Dwi menyebutkan, dua ST tersebut akan menjadi sukuk hijau kedua dan ketiga keempat yang diterbitkan di dalam negeri. Seri pertama sudah diterbitkan pada November dengan seri ST006.
"Emisi tiap sukuk hijau yang diterbitkan nanti berkisar antara Rp 3 triliun sampai Rp 5 triliun," ucapnya ketika dihubungi Republika.co.id, Ahad (1/3).
Dwi mengakui, tantangan terbesar saat ini adalah ketulusan investor untuk melihat sukuk hijau ritel sebagai upaya penurunan emisi karbon dan mengatasi perubahan iklim. Sebab, masyarakat Indonesia masih price sensitif atau lebih melihat harga sebagai faktor pembelian instrumen investasi.
"Kalau yield terus turun, biasanya minat investor individu akan terpengaruh. Investor belom tulus melihat apakah ini hijau atau tidak," tutur Dwi.
Penerbitan green sukuk, Dwi mengatakan, membantu pemerintah mewujudkan komitmen untuk menurunkan emisi karbon 2030 sebesar 29 persen dengan business as usual, atau 41persen dengan bantuan luar negeri atau pihak lain.
Green sukuk sebenarnya sama saja dengan penerbitan sukuk biasa karena sama-sama membutuhkan dana. Hanya saja, efek penerbitannya berbeda, terutama dari sisi lingkungan.
Sepanjang tahun, Kemenkeu berencana menerbitkan tiga instrumen surat berharga syariah, yakni satu sukuk ritel (SR) dan dua ST. Jumlah ini hampir dua kali lipat dibandingkan tahun lalu, di mana penerbitan sukuk ritel satu kali dan sukuk tabungan hingga empat kali.
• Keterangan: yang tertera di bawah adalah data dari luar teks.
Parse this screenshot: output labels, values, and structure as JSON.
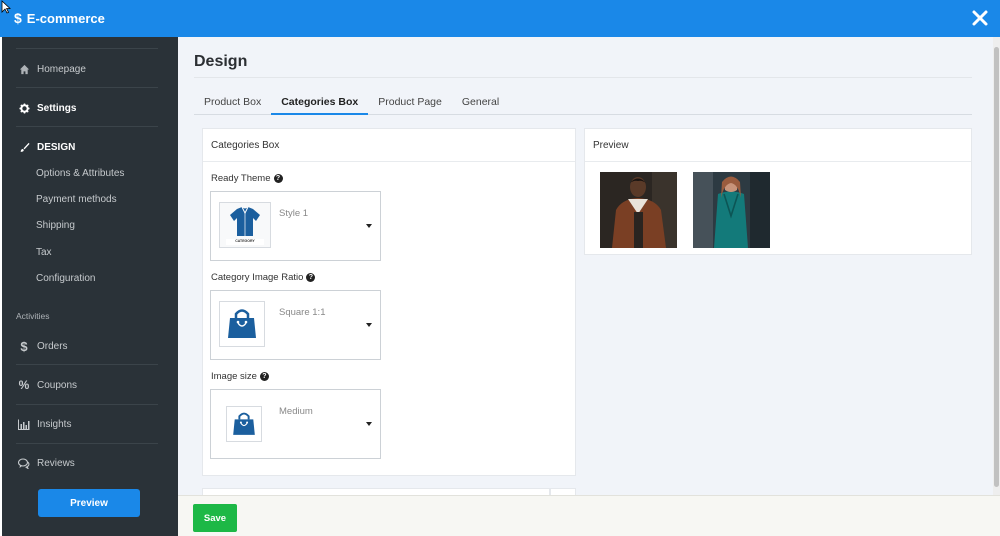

Kebijakan ini dilakukan untuk menghindari kejenuhan investor terhadap instrumen investasi berbasis syariah yang ditawarkan pemerintah. Penurunan jumlah lelang dilakukan berdasarkan evaluasi pada tahun lalu. Semakin mendekati penghujung tahun, hasil penjualan instrumen investasi ritel yang ditawarkan Kemenkeu mengalami penurunan.
"Tapi, kita faktornya belum tahu persis. Apakah karena penurunan yield yang menyebabkan mereka (penjualan) turun atau memang mereka (investor) sedikit jenuh," ujarnya ketika ditemui di Gedung Kemenkeu, Jakarta, Kamis (23/1).